The hope is obviously that they are mutually aligned, and in that case
it doesn't matter which one you aim to align.

> So you are saying that the current memcmp could indeed use improvement
> but you don't want it to be based on the glibc's code due to the ugly
> misalignment handling?

Yeah. I suspect that this (very simple) patch gives you the same
performance improvement that the glibc code does.

NOTE! I'm not saying this patch is perfect. This one doesn't even
_try_ to do the mutual alignment, because it's really silly.
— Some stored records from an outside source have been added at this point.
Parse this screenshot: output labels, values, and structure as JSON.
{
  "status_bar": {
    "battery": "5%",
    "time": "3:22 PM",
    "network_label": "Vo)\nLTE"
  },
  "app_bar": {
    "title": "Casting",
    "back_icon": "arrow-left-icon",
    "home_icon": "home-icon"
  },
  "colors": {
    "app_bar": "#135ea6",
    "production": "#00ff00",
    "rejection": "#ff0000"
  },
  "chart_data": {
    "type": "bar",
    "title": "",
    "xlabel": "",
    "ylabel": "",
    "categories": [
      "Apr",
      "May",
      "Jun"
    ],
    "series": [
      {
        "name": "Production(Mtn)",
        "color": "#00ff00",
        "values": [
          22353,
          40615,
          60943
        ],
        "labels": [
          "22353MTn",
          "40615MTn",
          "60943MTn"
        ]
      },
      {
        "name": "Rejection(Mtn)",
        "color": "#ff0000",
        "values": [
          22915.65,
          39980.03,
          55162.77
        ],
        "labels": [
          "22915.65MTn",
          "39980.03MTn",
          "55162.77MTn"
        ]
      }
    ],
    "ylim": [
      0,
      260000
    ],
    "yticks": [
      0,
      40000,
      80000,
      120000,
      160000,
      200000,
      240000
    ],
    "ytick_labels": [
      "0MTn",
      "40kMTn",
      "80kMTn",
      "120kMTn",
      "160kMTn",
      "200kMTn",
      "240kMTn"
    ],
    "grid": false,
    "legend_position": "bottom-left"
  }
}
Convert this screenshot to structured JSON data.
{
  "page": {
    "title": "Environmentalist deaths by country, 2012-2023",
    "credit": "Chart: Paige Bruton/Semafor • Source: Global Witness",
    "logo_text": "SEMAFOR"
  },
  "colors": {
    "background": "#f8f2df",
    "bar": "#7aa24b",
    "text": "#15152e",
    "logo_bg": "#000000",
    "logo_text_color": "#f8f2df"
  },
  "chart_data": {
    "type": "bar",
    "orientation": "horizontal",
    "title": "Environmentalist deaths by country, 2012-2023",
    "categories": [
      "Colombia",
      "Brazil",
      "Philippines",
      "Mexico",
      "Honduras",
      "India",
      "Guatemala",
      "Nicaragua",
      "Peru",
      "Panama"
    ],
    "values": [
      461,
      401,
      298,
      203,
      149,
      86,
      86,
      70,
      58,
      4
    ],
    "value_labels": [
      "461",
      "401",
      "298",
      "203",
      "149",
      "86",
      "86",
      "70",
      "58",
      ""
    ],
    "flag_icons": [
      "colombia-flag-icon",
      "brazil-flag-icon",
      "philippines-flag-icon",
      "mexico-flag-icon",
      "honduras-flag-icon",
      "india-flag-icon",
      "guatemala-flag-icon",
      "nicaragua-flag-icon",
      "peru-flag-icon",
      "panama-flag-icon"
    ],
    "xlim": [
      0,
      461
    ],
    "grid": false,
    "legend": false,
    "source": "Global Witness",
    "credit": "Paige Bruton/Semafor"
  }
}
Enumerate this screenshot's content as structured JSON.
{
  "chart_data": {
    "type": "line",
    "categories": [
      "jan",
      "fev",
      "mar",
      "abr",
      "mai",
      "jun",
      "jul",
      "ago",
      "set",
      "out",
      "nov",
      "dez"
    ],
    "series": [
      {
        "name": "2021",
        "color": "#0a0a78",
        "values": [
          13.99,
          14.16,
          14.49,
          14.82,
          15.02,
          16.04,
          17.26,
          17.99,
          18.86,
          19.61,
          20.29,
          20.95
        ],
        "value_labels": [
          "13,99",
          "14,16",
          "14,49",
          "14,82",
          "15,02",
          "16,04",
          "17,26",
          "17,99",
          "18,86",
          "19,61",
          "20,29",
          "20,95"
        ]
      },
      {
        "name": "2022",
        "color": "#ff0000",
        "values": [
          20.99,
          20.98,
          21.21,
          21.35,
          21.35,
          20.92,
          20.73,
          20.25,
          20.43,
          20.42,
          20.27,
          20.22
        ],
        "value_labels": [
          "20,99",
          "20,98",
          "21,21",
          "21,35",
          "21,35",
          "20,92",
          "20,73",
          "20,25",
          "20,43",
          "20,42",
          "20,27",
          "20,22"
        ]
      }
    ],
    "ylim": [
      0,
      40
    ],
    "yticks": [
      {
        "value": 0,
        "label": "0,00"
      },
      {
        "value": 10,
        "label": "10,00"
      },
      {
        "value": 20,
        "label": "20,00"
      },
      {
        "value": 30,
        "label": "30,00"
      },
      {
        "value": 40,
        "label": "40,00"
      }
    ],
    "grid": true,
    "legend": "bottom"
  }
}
But I'm
throwing this out here for discussion, because

 - it's really simple

 - I suspect it gets you 99% of the way there

 - the code generation is actually quite good with both gcc and clang.
This is gcc:

        memcmp:
                jmp     .L60
        .L52:
                movq    (%rsi), %rax
                cmpq    %rax, (%rdi)
                jne     .L53
                addq    $8, %rdi
                addq    $8, %rsi
                subq    $8, %rdx
        .L60:
                cmpq    $7, %rdx
                ja      .L52
                testq   %rdx, %rdx
                je      .L61
        .L53:
                xorl    %ecx, %ecx
                jmp     .L56
        .L62:
                addq    $1, %rcx
                cmpq    %rcx, %rdx
                je      .L51
        .L56:
                movzbl  (%rdi,%rcx), %eax
                movzbl  (%rsi,%rcx), %r8d
                subl    %r8d, %eax
                je      .L62
        .L51:
                ret
        .L61:
                xorl    %eax, %eax
                ret

and notice how there are no spills, no extra garbage, just simple and
straightforward code.

Those things ends mattering too - it's good for I$, it's good for the
small cases, and it's good for debugging and reading the code.

If this is "good enough" for your test-case, I really would prefer
something like this. "Make it as simple as possible, but no simpler"

I can do the mutual alignment too, but I'd actually prefer to do it as
a separate patch, for when there are numbers for that.

And I wouldn't do it as a byte-by-byte case, because that's just stupid.

I'd do it using a separate first single "get unaligned word from both
sources, compare them for equality, and then only add enough bytes to
align"

                  Linus